To further improve noise, Rick and I are also working on changes to the PCB layout. My analog skills are growing and I am now working methodically. It’s nice to learn some new skills, useful for other radio projects as well. Satisfying.

Testing Between Two Radios

Next step is to see how the SM1000 performs over real radios. In particular how does it go with nearby RF energy? Does the uC reset itself, is there RF noise getting into the sensitive microphone amplifier and causing runaway feedback in analog mode? Also user set up issues: how easy is it to interface to the mic input of a radio? Is the level reaching the radio mic input OK?

The first step was to connect the SM1000 to a FT817 as the transmit radio, then to a IC7200 via 100dB of attenuation. The IC7200 receive audio was connected to a laptop running FreeDV. The FT817 was set to 0.5W output so I wouldn’t let the smoke out of my little in-line attenuators. This worked pretty well, and I obtained SNRs of up to 20dB from FreeDV. It’s always a little lower through real radios, but that’s acceptable. The PTT control from the SM1000 worked well. It was at this point that I heard some noises using the SM1000 in “analog” mode that I chased down as described above.

At the IC7200 output I recorded this file demonstrating audio using the stock FT817 MH31 microphone, the SM1000 used in analog mode, and the SM1000 in DV mode. The audio levels are unequal (MH31 is louder), but I am satisfied there are no strange noises in the SM1000 audio (especially in analog mode) when compared to the MH31 microphone. The levels can be easily tweaked.

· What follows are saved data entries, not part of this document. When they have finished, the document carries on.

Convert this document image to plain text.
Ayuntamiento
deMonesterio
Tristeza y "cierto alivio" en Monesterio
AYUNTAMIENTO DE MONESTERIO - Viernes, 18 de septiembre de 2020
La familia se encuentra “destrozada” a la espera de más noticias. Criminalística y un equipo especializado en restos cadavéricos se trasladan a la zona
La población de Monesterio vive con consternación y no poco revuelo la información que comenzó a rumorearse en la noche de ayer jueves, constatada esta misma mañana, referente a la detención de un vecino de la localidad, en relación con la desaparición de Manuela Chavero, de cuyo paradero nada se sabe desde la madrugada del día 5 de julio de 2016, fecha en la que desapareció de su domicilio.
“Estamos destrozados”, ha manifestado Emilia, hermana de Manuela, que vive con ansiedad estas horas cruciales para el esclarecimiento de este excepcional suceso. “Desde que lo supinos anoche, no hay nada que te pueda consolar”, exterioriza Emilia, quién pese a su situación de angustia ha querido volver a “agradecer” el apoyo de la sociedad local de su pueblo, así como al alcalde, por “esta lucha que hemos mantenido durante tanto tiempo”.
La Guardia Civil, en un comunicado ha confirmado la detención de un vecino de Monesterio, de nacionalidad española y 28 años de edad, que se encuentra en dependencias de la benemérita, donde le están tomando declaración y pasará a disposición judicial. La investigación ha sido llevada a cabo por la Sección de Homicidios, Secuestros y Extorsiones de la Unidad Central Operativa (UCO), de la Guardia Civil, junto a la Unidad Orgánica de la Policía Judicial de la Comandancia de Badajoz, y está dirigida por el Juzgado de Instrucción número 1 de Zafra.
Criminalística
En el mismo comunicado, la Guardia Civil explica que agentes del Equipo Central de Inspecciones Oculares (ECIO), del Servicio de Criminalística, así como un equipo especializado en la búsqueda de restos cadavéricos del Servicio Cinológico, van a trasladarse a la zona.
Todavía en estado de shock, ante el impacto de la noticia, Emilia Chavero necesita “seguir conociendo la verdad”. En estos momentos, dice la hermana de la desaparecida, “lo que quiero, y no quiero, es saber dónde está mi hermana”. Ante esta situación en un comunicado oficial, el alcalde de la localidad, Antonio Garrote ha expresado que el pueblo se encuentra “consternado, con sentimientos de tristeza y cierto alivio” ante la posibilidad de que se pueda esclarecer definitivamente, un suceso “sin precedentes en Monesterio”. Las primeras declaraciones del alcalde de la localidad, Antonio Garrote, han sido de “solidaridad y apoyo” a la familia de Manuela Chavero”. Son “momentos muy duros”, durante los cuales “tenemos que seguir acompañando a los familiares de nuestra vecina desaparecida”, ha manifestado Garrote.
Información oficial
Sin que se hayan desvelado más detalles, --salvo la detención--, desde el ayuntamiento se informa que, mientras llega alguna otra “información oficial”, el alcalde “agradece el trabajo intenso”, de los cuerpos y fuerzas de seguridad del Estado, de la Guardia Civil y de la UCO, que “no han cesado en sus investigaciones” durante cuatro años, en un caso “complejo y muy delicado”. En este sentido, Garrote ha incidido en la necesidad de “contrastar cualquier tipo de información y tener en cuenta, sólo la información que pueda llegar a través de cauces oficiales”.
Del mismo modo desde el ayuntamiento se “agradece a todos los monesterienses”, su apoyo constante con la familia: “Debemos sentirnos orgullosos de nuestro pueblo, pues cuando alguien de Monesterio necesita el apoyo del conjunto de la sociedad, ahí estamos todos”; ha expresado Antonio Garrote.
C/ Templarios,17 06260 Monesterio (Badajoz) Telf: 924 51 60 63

Then I swapped the configuration to use the IC7200 as the transmitter. This has up to 100W PEP output, so I connected it to an end fed dipole, and used the FT817 with the (non-resonant) VHF antenna as the receiver. It took me a while to get the basic radio configuration working. Even with the stock IC7200 mic I could hear all sorts of strange noises in the receive audio due to the proximity of the two radios. Separating them (walking up the street with the FT817) or winding the RF gain all the way down helped.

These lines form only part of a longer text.